Pour faire connaissance avec l’écrivain, Macha Séry a écrit un article pour le Monde (le journal) à l’occasion de sa venue au festival “Etonnants Voyageurs”. Elle y retrace son parcours, littéraire et géographique. Pour compléter et approcher ses œuvres, Rue des livres passe en revue sa bibliographie, un aperçu rapide.
Pour bien le connaître, et lire quelques critiques de ses romans, les sites ne sont pas pléthores, ceux qui font référence s’y attellent. Il y a tout d’abord Pol’Art Noir et une biographie qui propose des liens vers la critique de deux de ses romans. Il y a ensuite k-libre qui au travers également d’une biographie, offre un accès vers des articles du site mais cite également des références extérieures, notamment vers certains numéros de La vache qui lit, créée par le regretté Serge Vacher.
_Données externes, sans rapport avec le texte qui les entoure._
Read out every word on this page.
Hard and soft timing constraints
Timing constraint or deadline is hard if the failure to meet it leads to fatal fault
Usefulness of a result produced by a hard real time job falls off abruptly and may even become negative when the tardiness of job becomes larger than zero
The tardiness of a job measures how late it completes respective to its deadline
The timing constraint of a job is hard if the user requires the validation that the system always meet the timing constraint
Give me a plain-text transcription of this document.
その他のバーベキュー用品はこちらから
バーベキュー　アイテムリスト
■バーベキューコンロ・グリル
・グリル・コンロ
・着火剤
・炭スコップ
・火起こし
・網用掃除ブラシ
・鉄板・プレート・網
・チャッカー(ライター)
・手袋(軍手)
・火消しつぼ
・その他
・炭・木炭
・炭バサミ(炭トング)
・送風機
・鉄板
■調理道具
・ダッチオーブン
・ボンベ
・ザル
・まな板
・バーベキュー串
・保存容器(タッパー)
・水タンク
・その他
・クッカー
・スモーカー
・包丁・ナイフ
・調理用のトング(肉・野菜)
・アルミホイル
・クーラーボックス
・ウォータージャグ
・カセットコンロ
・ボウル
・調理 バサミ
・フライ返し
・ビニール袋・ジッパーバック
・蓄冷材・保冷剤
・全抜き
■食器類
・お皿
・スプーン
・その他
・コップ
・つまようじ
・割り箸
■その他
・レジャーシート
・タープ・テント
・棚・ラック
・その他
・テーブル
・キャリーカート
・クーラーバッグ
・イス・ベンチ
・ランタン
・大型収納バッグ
Si vous voulez entendre et voir l’auteur, une table ronde organisée lors du dernier festival “Etonnants voyageurs”, animée par Michel Abescat et Maëtte Chantrel est visible en ligne. Il apparaît aux alentours de la trentième minute.
Enfin, j’en ai gardé un peu, et pas des moins intéressants, James Sallis a un site officiel, The James Sallis Web Pages. Et il a eu les faveurs de l’excellent site Le vent sombre pour une analyse de son personnage Lew Griffin. Une analyse approfondie de la série, incontournable.
 
Mes impressions de lectures ne tarderont pas après que je me sois penché sur ma rencontre avec les œuvres de l’écrivain.